FHIR for FAIR - FHIR Implementation Guide
0.1.0 - STU 1 Ballot

This page is part of the FHIR for FAIR - FHIR Implementation Guide (v0.1.0: STU 1 (FHIR R4b) Ballot 1) based on FHIR v4.1.0. The current version which supercedes this version is 1.0.0. For a full list of available versions, see the Directory of published versions

FAIR4Health Project

Overview

FAIR4Health is a project funded by the European Union Horizon 2020. It is carried out by 17 partners from 11 different countries and lasts 36 months, bringing together expertise from different domains (health research, data managers, medical informatics, software developers, standards and lawyers).

The overall objective of FAIR4Health is to facilitate and encourage the European Union health research community to FAIRify, that is, to augment, share and reuse datasets derived from publicly funded research initiatives, demonstrating the FAIR strategy’s potential impact on health outcomes and health research. It focuses on two main use cases:

  1. FAIR4Health Pathfinder Use case 1 (P1): to support the discovery of disease onset triggers and disease association patterns in comorbid patients and demonstrate the reproducibility of research

  2. FAIR4Health Pathfinder Use case 2 (P2): to develop and pilot a prediction service for 30-days readmission risk in patients with COPD

This project has developed an intuitive, user-centered technological platform to enable the translation from raw (meta)data to FAIR (meta)data, and the use of this FAIRified information to execute Privacy-preserving Distributed Data Mining (PPDDM) algorithms.

Figure 1 – FAIR4Health overview

Raw data extracted from real healthcare institution EHRs across Europe, are FAIRified and converted to HL7 FHIR resources complying to a common data model.

The studies are made accessible through the FAIR4Health portal (https://portal.fair4health.eu/) describing the covered use cases, the number of patients involved to generate the models in each case, and the number of contributing sites. Computable metadata concerning the health data sets published by each site is also given.

Published health datasets cannot be accessed directly, but they can be reused by authorized researchers in the context of specific use cases through algorithmic access via FAIR4Health Agents.

Using HL7 FHIR

The raw healthcare data considered for the purpose of the project at the subject level have been:

  • Data related to patients (pseudoanonimized identifier, gender, age, country,…)

  • Information from encounters of these patients: identifier, start and end date, type of encounter (planned vs unplanned), ICD-10 codes, drugs prescription at discharge (identifier, code).

  • Specific observations, such as: smoking status, institutionalized status, mortality status, domiciliary oxygen prescribed, result of the modified Medical Research Council (mMRC) Dyspnea Scale.

  • Results of laboratory tests: identifier, code, quantity, unit, date.

These data have been represented in HL7 FHIR by Patient, Encounter, Condition, MedicationStatement, Observation resources, in accordance with the agreed FAIR4Health FHIR profiles.
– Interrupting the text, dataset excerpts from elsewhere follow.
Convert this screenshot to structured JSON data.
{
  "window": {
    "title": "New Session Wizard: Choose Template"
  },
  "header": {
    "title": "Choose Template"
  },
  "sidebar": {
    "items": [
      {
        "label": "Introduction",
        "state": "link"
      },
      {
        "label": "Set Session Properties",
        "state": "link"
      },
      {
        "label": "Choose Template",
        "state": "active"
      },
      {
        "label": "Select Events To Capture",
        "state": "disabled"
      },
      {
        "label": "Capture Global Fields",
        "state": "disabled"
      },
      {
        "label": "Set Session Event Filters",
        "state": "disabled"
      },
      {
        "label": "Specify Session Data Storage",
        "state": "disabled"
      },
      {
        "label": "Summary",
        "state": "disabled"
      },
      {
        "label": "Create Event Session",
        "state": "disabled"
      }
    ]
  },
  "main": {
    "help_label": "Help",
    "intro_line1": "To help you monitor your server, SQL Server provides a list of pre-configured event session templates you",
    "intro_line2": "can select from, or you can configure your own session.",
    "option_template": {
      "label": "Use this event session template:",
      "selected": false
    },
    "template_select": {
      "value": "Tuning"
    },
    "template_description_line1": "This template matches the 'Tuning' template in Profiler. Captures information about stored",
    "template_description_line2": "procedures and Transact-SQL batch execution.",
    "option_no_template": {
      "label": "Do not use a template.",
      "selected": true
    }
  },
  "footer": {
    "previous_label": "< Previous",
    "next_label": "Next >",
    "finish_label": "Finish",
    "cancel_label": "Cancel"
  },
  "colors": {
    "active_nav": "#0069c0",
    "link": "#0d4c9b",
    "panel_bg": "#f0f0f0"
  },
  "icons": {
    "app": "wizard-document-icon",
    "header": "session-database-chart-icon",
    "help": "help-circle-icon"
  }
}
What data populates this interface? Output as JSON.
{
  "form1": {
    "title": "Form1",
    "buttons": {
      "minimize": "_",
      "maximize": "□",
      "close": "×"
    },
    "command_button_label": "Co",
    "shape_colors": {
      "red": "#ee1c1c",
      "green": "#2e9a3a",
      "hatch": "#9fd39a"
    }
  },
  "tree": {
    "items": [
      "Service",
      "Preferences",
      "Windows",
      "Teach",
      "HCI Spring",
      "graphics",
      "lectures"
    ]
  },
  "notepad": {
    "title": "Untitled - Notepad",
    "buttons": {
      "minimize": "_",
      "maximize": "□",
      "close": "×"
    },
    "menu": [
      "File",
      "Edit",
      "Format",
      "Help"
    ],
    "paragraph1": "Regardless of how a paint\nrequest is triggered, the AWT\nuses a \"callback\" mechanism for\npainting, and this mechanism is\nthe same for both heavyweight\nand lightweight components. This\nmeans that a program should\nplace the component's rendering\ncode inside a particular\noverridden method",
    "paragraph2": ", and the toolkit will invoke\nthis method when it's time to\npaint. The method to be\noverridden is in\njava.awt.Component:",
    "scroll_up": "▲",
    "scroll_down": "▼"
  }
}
These profiles also indicate the commonly agreed vocabularies to be used.

For each set of resources generated by the FAIR4Health FAIRification process, a Provenance resource is created to document such a transformation; a DocumentManifest resource is used to provide minimal documentation about data set metadata including the licence of use and the CapabilityStatement is used to describe the capabilities offered by each site.

Lessons learned

Metadata

The practical application of the requirements about distinct, identifiable and rich metadata is not so straightforward: this requires a common understanding on what ‘metadata’ is (easy in theory, less easy in practice) and an agreement on what is the minimal set of information defining the metadata, decision that needs to take in consideration the actual capability to provide and represent this minimal set.
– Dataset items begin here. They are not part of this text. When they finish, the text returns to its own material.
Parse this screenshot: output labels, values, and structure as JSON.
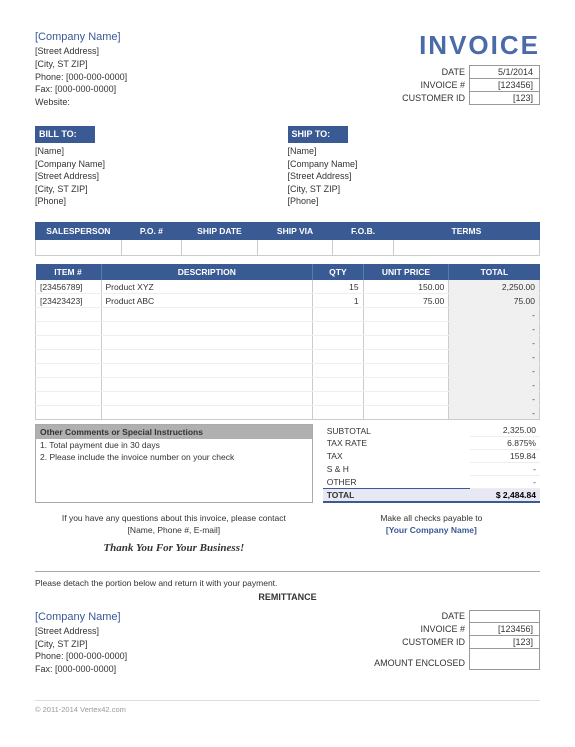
{
  "company": {
    "name": "[Company Name]",
    "street": "[Street Address]",
    "city": "[City, ST  ZIP]",
    "phone_label": "Phone:",
    "phone": "[000-000-0000]",
    "fax_label": "Fax:",
    "fax": "[000-000-0000]",
    "website_label": "Website:"
  },
  "invoice_title": "INVOICE",
  "meta": {
    "date_label": "DATE",
    "date": "5/1/2014",
    "invoice_num_label": "INVOICE #",
    "invoice_num": "[123456]",
    "customer_id_label": "CUSTOMER ID",
    "customer_id": "[123]"
  },
  "bill_to": {
    "header": "BILL TO:",
    "name": "[Name]",
    "company": "[Company Name]",
    "street": "[Street Address]",
    "city": "[City, ST  ZIP]",
    "phone": "[Phone]"
  },
  "ship_to": {
    "header": "SHIP TO:",
    "name": "[Name]",
    "company": "[Company Name]",
    "street": "[Street Address]",
    "city": "[City, ST  ZIP]",
    "phone": "[Phone]"
  },
  "details_headers": {
    "salesperson": "SALESPERSON",
    "po": "P.O. #",
    "ship_date": "SHIP DATE",
    "ship_via": "SHIP VIA",
    "fob": "F.O.B.",
    "terms": "TERMS"
  },
  "items_headers": {
    "item": "ITEM #",
    "description": "DESCRIPTION",
    "qty": "QTY",
    "unit_price": "UNIT PRICE",
    "total": "TOTAL"
  },
  "items": [
    {
      "item": "[23456789]",
      "description": "Product XYZ",
      "qty": "15",
      "unit_price": "150.00",
      "total": "2,250.00"
    },
    {
      "item": "[23423423]",
      "description": "Product ABC",
      "qty": "1",
      "unit_price": "75.00",
      "total": "75.00"
    }
  ],
  "empty_total": "-",
  "comments": {
    "header": "Other Comments or Special Instructions",
    "line1": "1. Total payment due in 30 days",
    "line2": "2. Please include the invoice number on your check"
  },
  "totals": {
    "subtotal_label": "SUBTOTAL",
    "subtotal": "2,325.00",
    "tax_rate_label": "TAX RATE",
    "tax_rate": "6.875%",
    "tax_label": "TAX",
    "tax": "159.84",
    "sh_label": "S & H",
    "sh": "-",
    "other_label": "OTHER",
    "other": "-",
    "grand_label": "TOTAL",
    "grand": "$      2,484.84"
  },
  "contact": {
    "line1": "If you have any questions about this invoice, please contact",
    "line2": "[Name, Phone #, E-mail]",
    "thank_you": "Thank You For Your Business!"
  },
  "payable": {
    "line1": "Make all checks payable to",
    "name": "[Your Company Name]"
  },
  "detach": "Please detach the portion below and return it with your payment.",
  "remittance_title": "REMITTANCE",
  "remit_company": {
    "name": "[Company Name]",
    "street": "[Street Address]",
    "city": "[City, ST  ZIP]",
    "phone_label": "Phone:",
    "phone": "[000-000-0000]",
    "fax_label": "Fax:",
    "fax": "[000-000-0000]"
  },
  "remit_meta": {
    "date_label": "DATE",
    "date": "",
    "invoice_num_label": "INVOICE #",
    "invoice_num": "[123456]",
    "customer_id_label": "CUSTOMER ID",
    "customer_id": "[123]",
    "amount_label": "AMOUNT ENCLOSED",
    "amount": ""
  },
  "footer": "© 2011-2014 Vertex42.com"
}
In this initial phase the project has chosen to consider a minimal starting set of information defined only for the project and study level. No distinct subject level metadata have been implemented. Some of these metadata have been published for human readability (case study - project level) through the welcome page of the FAIR4Health portal; others, enabling machine processing, have been defined by using FHIR Provenance, DocumentManifest and CapabilityStatement resources and published for the time being in a GitHub repository.
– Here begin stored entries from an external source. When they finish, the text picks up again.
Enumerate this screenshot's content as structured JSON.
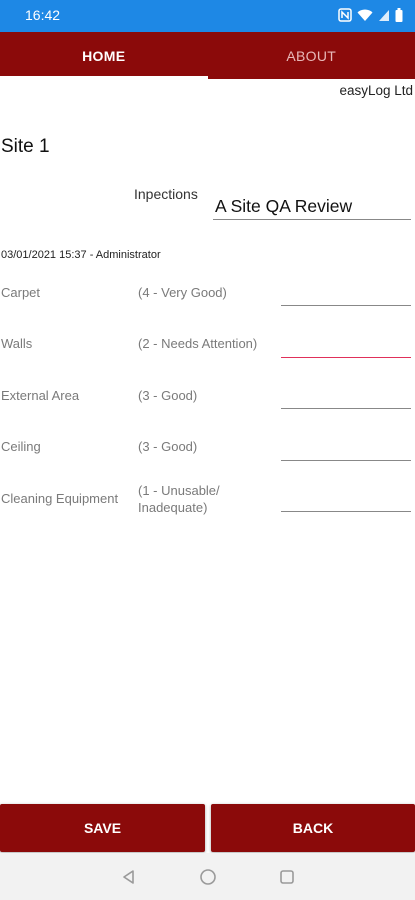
{
  "status_bar": {
    "time": "16:42"
  },
  "tabs": [
    {
      "label": "HOME",
      "active": true
    },
    {
      "label": "ABOUT",
      "active": false
    }
  ],
  "company": "easyLog Ltd",
  "site_title": "Site 1",
  "inspections": {
    "label": "Inpections",
    "value": "A Site QA Review"
  },
  "entry_meta": "03/01/2021 15:37 - Administrator",
  "rows": [
    {
      "label": "Carpet",
      "rating": "(4 - Very Good)"
    },
    {
      "label": "Walls",
      "rating": "(2 - Needs Attention)"
    },
    {
      "label": "External Area",
      "rating": "(3 - Good)"
    },
    {
      "label": "Ceiling",
      "rating": "(3 - Good)"
    },
    {
      "label": "Cleaning Equipment",
      "rating_line1": "(1 - Unusable/",
      "rating_line2": "Inadequate)"
    }
  ],
  "buttons": {
    "save": "SAVE",
    "back": "BACK"
  },
  "colors": {
    "status_bar": "#1e88e5",
    "brand": "#8b0a0a",
    "focus_underline": "#e0305a"
  },
  "nav_icons": [
    "back-triangle-icon",
    "home-circle-icon",
    "recents-square-icon"
  ]
}
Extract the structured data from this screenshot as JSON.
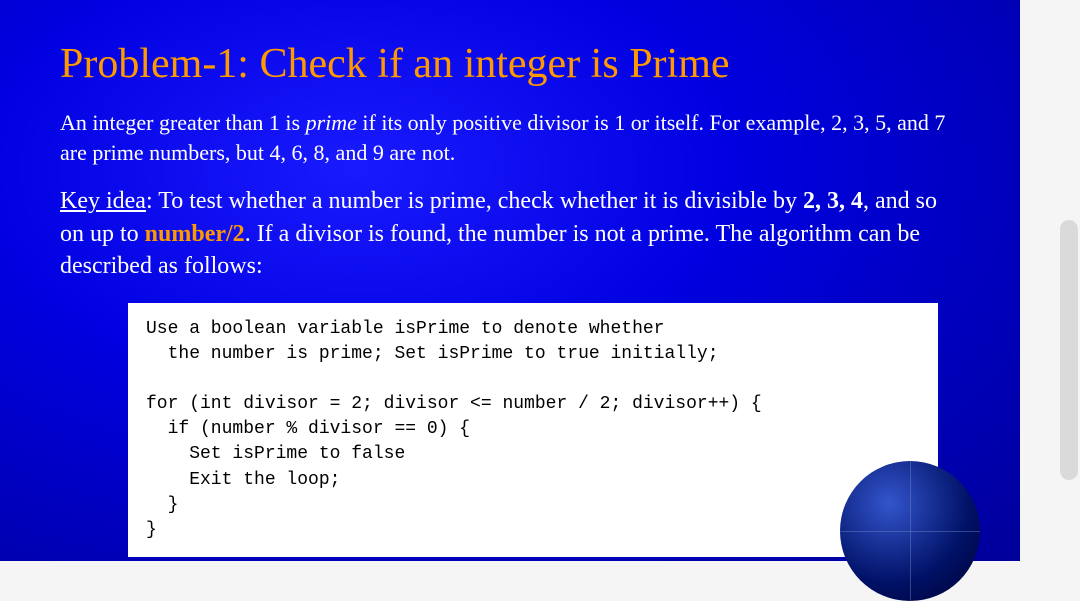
{
  "slide": {
    "title": "Problem-1: Check if an integer is Prime",
    "description_part1": "An integer greater than 1 is ",
    "description_prime": "prime",
    "description_part2": " if its only positive divisor is 1 or itself. For example, 2, 3, 5, and 7 are prime numbers, but 4, 6, 8, and 9 are not.",
    "key_idea_label": "Key idea",
    "key_idea_part1": ": To test whether a number is prime, check whether it is divisible by ",
    "key_idea_bold1": "2, 3, 4",
    "key_idea_part2": ", and so on up to ",
    "key_idea_highlight": "number/2",
    "key_idea_part3": ". If a divisor is found, the number is not a prime. The algorithm can be described as follows:",
    "code": "Use a boolean variable isPrime to denote whether\n  the number is prime; Set isPrime to true initially;\n\nfor (int divisor = 2; divisor <= number / 2; divisor++) {\n  if (number % divisor == 0) {\n    Set isPrime to false\n    Exit the loop;\n  }\n}"
  }
}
On this topic a possible future improvement will be the increase of the quantity of information provided as machine processable metadata, considering the adoption of alternative resources such as the FHIR Library or the Citation to better describe richer study level metadata and their publication through FHIR API. Moreover, a better formalization of what is intended as rich metadata in the associated FHIR IG.

FHIR data, FAIR by design

Even though the Data Curation tool developed by the project to enable the transformation of the raw data made available by the pilot sites into FHIR resources, facilitated the realization of interoperable and reusable data. Having native FHIR health data, designed to fulfill FAIR principles, is the way to overcome all the experienced shortages, potentially more and more critical when the domain of application will be extended.

Added value of FHIR

Even if not all the capabilities offered by HL7 FHIR have been used at this stage by the project, the adoption of HL7 FHIR gave a strong contribution in terms of data reusability and interoperability. Allowing to agree, formalize, share and adopt a common health data model for the shared data within the project community.